Our study failed to obtain the representative sample intended from the five regions. In the Americas, we only focused on North America. Many universities in LMICs did not have websites, or when they did, did not include email addresses of their faculty members on the website, making the creation of a comprehensive sampling frame difficult. Also, for researchers that did receive the survey, very few—particularly from the global South—completed it, potentially due to the sensitive nature of these questions. We recognize that this limits the generalizability of the findings, but we believe our findings fill an important gap in the literature given the dearth of research in this topic area. A non-random sampling strategy was also necessary in other similar research (Collin et al. 2017). Moreover, despite this limitation, at least one person replied from 74 out of the 119 institutions that were included in our sampling frame. Future research should consider actively engaging associations of schools of public health in all regions where these exist, rather than only contacting the member institutions, as we did. This may provide ease of access, increased legitimacy, and response rates, but may bring its own biases. In addition, we used an online survey, which has been suggested as an alternative method to traditional surveying, though not without its own biases (Braithwaite et al. 2003).

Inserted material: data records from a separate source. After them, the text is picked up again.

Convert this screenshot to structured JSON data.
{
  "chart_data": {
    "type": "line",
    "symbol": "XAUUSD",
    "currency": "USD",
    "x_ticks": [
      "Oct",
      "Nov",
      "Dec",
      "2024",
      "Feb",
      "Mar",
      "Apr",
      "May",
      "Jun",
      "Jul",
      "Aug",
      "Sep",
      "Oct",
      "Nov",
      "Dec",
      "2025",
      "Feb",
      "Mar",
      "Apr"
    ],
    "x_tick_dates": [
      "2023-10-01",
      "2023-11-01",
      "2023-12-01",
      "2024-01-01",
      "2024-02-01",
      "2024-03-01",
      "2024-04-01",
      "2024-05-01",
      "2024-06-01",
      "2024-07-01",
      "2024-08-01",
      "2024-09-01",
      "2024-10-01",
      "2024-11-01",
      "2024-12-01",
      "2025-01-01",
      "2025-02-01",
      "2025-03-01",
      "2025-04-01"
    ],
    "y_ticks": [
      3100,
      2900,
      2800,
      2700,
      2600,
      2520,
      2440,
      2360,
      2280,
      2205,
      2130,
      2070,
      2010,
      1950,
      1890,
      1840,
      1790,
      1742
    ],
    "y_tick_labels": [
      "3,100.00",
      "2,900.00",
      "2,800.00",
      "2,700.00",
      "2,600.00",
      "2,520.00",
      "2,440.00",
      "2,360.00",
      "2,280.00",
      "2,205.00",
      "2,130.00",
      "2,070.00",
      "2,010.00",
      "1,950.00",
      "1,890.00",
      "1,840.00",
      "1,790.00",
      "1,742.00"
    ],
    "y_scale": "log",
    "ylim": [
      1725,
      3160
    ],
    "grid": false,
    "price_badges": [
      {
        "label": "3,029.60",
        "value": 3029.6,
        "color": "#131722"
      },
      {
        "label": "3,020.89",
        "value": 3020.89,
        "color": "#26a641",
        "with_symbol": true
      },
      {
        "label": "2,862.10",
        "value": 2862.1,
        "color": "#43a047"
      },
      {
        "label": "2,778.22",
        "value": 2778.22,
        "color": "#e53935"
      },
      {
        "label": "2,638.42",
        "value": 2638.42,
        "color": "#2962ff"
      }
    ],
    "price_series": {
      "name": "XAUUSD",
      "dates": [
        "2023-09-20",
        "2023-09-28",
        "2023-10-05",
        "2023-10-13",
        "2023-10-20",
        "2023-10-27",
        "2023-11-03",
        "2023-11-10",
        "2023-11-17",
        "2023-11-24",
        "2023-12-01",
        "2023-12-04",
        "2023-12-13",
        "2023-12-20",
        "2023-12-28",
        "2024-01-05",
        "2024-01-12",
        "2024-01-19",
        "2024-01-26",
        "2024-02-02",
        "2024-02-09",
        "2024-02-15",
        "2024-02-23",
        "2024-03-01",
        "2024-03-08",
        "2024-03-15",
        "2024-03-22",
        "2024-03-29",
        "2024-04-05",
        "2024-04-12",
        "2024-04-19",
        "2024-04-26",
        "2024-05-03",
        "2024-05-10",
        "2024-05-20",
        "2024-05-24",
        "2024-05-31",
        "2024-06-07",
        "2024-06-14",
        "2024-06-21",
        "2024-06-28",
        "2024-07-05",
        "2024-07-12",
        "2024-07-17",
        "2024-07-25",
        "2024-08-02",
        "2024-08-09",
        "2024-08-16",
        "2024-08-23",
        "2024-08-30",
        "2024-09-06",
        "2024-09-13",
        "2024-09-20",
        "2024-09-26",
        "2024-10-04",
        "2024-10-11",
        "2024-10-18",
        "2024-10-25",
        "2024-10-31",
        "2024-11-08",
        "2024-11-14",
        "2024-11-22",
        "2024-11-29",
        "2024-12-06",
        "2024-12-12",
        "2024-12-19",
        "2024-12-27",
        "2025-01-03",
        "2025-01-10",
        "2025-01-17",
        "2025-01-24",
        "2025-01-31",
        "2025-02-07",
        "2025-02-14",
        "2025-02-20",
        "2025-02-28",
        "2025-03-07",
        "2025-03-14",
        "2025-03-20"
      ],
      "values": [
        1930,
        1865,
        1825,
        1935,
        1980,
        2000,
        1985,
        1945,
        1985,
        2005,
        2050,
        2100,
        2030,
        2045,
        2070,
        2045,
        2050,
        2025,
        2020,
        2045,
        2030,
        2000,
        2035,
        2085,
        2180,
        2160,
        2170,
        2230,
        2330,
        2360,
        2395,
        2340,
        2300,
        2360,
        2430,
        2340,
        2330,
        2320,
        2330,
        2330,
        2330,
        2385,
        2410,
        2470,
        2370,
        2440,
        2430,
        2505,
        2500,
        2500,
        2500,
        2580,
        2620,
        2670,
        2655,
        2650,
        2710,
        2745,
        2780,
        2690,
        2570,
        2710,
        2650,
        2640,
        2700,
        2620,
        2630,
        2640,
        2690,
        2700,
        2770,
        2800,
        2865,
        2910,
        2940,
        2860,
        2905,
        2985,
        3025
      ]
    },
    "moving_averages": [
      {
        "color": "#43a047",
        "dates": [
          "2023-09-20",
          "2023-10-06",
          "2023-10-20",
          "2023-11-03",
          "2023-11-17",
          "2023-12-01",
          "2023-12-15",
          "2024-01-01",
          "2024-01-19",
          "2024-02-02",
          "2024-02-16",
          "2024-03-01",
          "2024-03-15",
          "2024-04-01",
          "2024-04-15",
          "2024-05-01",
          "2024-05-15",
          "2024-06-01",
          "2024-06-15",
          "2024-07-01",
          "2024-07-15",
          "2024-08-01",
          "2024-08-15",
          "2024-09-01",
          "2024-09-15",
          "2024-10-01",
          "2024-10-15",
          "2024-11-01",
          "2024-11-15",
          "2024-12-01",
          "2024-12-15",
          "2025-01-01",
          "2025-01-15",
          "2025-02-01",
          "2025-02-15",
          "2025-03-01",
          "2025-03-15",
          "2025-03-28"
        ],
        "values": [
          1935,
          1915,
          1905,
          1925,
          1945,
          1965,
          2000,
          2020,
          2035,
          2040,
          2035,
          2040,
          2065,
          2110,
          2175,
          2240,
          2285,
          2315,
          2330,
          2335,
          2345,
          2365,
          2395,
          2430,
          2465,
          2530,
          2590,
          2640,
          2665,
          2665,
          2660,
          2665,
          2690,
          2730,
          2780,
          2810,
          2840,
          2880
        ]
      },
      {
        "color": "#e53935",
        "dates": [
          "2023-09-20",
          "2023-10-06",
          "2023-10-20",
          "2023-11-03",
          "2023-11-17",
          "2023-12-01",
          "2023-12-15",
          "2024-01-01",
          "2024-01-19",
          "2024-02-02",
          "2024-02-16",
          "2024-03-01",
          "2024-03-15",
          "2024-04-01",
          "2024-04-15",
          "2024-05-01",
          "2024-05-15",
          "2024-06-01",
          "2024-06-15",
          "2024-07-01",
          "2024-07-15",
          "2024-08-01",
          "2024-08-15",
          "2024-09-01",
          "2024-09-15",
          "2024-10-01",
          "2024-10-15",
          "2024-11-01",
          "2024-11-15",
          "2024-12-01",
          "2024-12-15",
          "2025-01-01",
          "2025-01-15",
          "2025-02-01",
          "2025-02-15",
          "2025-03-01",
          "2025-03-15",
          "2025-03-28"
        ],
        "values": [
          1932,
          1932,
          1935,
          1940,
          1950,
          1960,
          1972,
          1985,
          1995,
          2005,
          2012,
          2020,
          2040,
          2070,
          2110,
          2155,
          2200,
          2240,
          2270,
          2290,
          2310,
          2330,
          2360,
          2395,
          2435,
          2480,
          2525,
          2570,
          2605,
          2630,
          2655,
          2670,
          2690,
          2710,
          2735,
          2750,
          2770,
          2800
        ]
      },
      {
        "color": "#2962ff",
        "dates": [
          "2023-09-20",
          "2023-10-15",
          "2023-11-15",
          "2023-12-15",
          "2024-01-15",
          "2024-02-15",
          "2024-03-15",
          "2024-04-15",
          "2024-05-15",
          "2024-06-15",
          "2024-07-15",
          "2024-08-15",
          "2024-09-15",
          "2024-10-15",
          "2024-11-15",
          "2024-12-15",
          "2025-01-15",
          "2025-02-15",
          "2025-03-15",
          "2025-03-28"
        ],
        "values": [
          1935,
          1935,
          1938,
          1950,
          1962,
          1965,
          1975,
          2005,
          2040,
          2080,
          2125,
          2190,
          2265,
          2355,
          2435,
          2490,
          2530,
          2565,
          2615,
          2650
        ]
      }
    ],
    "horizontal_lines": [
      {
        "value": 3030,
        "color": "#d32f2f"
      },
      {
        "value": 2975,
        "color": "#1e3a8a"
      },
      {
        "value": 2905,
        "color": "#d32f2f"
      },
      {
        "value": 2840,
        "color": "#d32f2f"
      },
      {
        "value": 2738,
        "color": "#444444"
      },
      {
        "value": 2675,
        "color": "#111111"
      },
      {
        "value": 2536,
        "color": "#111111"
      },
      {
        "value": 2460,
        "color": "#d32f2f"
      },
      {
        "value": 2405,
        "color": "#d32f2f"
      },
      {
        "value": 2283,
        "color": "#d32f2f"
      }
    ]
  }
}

These results of this study suggest the need for increasing dialogue in public health academia around the potential harms of research and practice funded by FPOs whose products have negative public health consequences. Recently, a global network entitled ‘Governance, Ethics, and COI in the interaction of industry and public health research, practice and policy (GECI-PH)’ has been established. It consists of over 80 academics, researchers, and practitioners committed to controlling FPO influence on public health. Our study further suggests the imperative for universities to develop policies on whether and how to accept such funds. Potential avenues for further research can include (1) conducting systematic reviews of the literature on the methods and/or effects of FPO influence on research and the production of evidence; (2) research on the usability of the research produced, and how users of such evidence—such as policymakers and practitioners—should assess its validity and susceptibility to bias—other than by using standard critical appraisal tools; (3) qualitative research with academic and non-academic (e.g. research councils) stakeholders, and in different geographical regions to gain their views and experience on this subject, and to further inform the areas for analyses; (4) evaluation of ethics training for its impact on attitudes and behaviours related to accepting funding from FPOs. Finally, we call on public health academic associations to develop specific public health degree education competencies to ensure awareness of the potential biases and concerns related to for-profit corporation interference in public health education, research, practice and policy; and endorsement of attitudes refusing such engagement.